Bolsa de Lisboa abre em baixa condicionada pelas perdas da Europa

A bolsa nacional manter-se condicionada pelos mercados europeus. Doze cotadas estão a negociar em baixa e seis em alta.

O principal índice bolsista português (PSI 20) está esta terça-feira, dia 13 de agosto, a perder 0,16%, para 4.788,68 pontos, em linha com as principais praças europeias. No mercado bolsista português, são doze cotadas a negociar em baixa e seis em alta.

O BCP é a cotada que mais perde no índice português, ao cair 1.47% para 0,195 euros. Os títulos do banco liderado por Miguel Maya estão ainda a reagir em terreno negativo, depois de o BCP ter revelado que passou a controlar quase 10% da Pharol, mais de dois anos depois de se ter desfeito de uma participação de 6,17% da Pharol. O regresso do BCP como acionista da Pharol, acontece depois de a High Bridge ter entrado em incumprimento num financiamento concedido pelo banco.

A reagir também em queda está a Pharol, que perde 1,43% para 0,138 euros.

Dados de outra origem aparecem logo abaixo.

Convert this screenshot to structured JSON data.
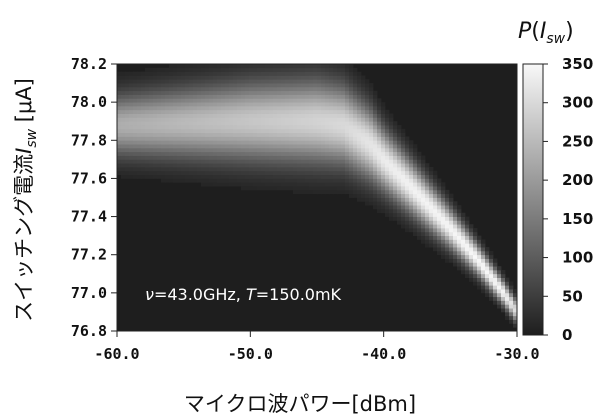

As papeleiras Semapa (-1,72%) e Navigator (-0,28%) acompanham também as perdas. No setor da energia, negoceiam em terreno negativo a EDP Renováveis (-0,31%) e a Galp Energia (-0,47%). A seguir a tendência estão ainda a NOS (-0,55%), os CTT (-0,28%), a Corticeira Amorim (-0,88%) e a Sonae Capital (-0,31%).

Em contraciclo, negoceiam a Jerónimo Martins (0,42%), a EDP (0,50%), a Sonae (0,38%), a Altri (0,37%), a REN (0,20%) e a Mota-Engil (0,30%).

“A bolsa nacional deverá manter-se condicionada pelo comportamento dos mercados europeus, numa altura em que muitos investidores se encontram ausentes para férias e em que as noticias empresariais são mais escassas”, segundo o diário da bolsa do BPI.

Nas praças europeias, o índice alemão DAX perde 0,44%, o espanhol IBEX 35 cai 0,64%, o inglês FTSE 100 desvaloriza 0,29%, o francês tropeça 0,40% e o italiano FTSE MIB subtrai 0,63%.

A instabilidade política em Itália merece especial atenção dos investidores. “Os líderes parlamentares decidiram ontem, por maioria de votos, agendar a intervenção do primeiro-ministro, Giuseppe Conte, para 20 de agosto. No entanto, por falta de unanimidade, a presidente do Senado, Elisabetta Casellati, deliberou que os senadores terão de votar individualmente o calendário da moção de desconfiança”, explica a equipa de analistas do BPI.

Esta terça-feira, os senadores vão votar o calendário da moção de desconfiança apresentada por Matteo Salvini. “De lembrar que no final da semana passada, o líder do partido italiano de extremadireita Liga e vice-primeiro-ministro, Matteo Salvini, deu a coligação governamental entre o partido de extrema direita Liga e o Movimento 5 Estrelas como terminada, tendo exigido que fossem convocadas eleições antecipadas em Itália ao referir que é ‘hora de devolver a palavra aos eleitores'”, indica.